Gemeinsames Speisen ist eines der ältesten Instrumente der Diplomatie. Der US-amerikanische Präsident Richard Nixon setzte bei seiner historischen Annäherung an China auf symbolträchtige Staatsbankette und den sicheren Umgang mit Stäbchen, während Helmut Kohl im pfälzischen Deidesheim beim Saumagen-Dinner Weltpolitik machte. Staaten investieren Millionen, um mit nationaler Küche Imagepflege zu betreiben. Doch Essen verbindet nicht nur. Wer das Brot kontrolliert, kontrolliert die Menschen – eine Einsicht, die Machthaber seit Jahrtausenden nutzen. Im antiken Rom sicherte Getreideverteilung Loyalität, während der Französischen Revolution verursachten Brotpreise Aufstände. Hunger trieb gesellschaftliche Umbrüche voran, etwa während der irischen Hungersnot im 19. Jahrhundert.
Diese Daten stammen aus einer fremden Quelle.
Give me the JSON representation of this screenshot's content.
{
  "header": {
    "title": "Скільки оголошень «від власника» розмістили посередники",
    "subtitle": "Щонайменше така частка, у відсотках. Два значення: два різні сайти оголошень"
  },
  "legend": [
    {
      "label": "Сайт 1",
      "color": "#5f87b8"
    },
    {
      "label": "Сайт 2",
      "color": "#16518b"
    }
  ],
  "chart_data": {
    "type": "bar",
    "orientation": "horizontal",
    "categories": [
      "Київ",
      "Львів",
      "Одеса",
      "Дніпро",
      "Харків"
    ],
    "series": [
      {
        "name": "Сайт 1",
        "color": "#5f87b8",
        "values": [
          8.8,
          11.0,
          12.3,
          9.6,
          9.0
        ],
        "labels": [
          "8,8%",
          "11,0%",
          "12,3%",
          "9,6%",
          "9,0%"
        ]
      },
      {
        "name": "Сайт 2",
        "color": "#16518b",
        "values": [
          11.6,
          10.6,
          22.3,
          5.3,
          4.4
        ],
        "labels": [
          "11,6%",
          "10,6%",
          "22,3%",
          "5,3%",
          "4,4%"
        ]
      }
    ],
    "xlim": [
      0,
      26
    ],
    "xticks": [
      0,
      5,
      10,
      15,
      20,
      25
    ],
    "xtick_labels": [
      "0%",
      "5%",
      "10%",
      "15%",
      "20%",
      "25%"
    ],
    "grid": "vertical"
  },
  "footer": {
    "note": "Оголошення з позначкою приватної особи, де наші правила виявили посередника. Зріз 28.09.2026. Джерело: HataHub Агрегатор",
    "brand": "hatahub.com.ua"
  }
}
Bis heute ist der Zugriff auf Nahrung hochpolitisch: Im Krieg wird er als Waffe eingesetzt, Staaten sichern sich Land und Ressourcen. Steigende Preise verschärfen die Not für diejenigen, die nicht genug haben. Das seit 1966 völkerrechtlich garantierte Recht auf Nahrung bleibt in diesen Fällen unerfüllt.
Verzehr und Religion
Die Maya nannten sich selbst „Maismenschen“, denn sie glaubten, die Götter hätten sie aus eben jenem Korn geschaffen, das ihr wichtigstes Lebensmittel war. Katholiken teilen bei der Eucharistiefeier Brot und Wein – sie stehen für Leib und Blut Christi. Im Judentum wiederum ist der Verzehr von Blut verboten, denn es gilt als Sitz der Seele. Ebenso geboten ist der Verzicht auf Schweinefleisch – auch weil es in der Hitze schneller verdirbt als andere Fleischsorten. Als der Prophet -Mohammed den Islam begründete, übernahm er jüdische Speisevorschriften – weshalb das Schwein auch Muslimen als unreines Nutztier gilt. Bis heute verbindet viele Weltreligionen das Ideal der Askese. In Europa bedeutete dies zunächst vor allem den zeitweiligen Verzicht auf Fleisch. Das machte vor allem Klosterbrüder kreativ: Die Zisterzienser entwickelten ausgeklügelte Wassersysteme, um die Fischzucht zu perfektionieren. Und im Schwabenland erfanden Mönche die Maultasche: Sie umhüllten Fleisch mit Nudelteig, um es vor Gott zu verbergen – der schwäbische Volksmund nennt die Teigtaschen auch „Herrgottsbscheißerle“.